The purported new issue of the magazine was located by Flashpoint Partners, an American outfit that tracks jihadist websites. Josh Lefkowitz, a senior partner at Flashpoint, said they detected the new posting Tuesday evening on the administrator account of the top-tier, password-protected forum Al Fidaa, a website regularly used to disseminate propaganda from al Qaeda and its affiliates.
All the links led to the same corrupted PDF file, and within minutes, the posting had been deleted from the web forum completely. The purported new issue titled, "How did it come to this?" was dated "Spring 2013" and contained no mention of the Boston attack on its cover page.

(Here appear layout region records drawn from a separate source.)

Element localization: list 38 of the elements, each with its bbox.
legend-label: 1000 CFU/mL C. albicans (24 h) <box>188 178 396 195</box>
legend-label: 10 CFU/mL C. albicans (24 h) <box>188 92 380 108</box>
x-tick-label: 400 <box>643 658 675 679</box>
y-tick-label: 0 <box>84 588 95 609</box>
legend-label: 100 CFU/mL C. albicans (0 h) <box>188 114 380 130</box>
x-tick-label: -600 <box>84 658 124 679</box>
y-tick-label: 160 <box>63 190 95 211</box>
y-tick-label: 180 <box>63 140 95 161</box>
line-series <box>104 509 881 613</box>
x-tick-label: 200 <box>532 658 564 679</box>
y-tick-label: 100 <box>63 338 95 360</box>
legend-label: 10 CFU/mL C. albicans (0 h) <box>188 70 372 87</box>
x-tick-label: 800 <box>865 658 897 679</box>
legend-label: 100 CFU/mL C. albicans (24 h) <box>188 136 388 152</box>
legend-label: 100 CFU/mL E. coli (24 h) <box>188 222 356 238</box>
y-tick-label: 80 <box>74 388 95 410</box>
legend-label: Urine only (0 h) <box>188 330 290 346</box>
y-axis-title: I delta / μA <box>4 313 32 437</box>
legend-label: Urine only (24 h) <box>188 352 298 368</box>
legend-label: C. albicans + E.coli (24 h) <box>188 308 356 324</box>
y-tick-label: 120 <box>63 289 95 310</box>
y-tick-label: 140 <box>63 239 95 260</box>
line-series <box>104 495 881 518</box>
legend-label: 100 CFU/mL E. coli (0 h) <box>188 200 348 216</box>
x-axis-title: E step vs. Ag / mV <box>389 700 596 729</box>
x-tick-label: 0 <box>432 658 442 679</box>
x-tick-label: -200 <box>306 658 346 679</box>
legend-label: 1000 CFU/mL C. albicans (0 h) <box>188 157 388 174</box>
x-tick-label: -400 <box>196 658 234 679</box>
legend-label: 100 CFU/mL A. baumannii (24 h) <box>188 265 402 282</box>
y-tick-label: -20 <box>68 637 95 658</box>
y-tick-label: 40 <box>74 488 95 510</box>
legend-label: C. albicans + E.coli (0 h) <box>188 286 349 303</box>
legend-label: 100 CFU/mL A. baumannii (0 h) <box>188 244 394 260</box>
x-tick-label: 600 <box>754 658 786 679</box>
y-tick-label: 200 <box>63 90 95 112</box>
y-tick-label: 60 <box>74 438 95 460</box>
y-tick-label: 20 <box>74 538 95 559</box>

Previous issues of "Inspire" magazine have seen intervals of weeks to months between production and final publication. According to Flashpoint's analysis, the metadata on the new purported Inspire magazine shows it was last modified on April 8, a week before the Boston bombings.
Metadata is electronic data on the creation and modification of files, but it can itself be corrupted. The cover page included a content caption "Open Source Jihad," which in past issues has been a section featuring do-it-yourself terrorism advice.
Lefkowitz said there are several possible explanations for the scrambled file, ranging from a hoax perpetrated by a sophisticated hacker to intervention from intelligence agencies. What seems not to be in doubt, he said, is that someone hacked the al Qaeda web forum.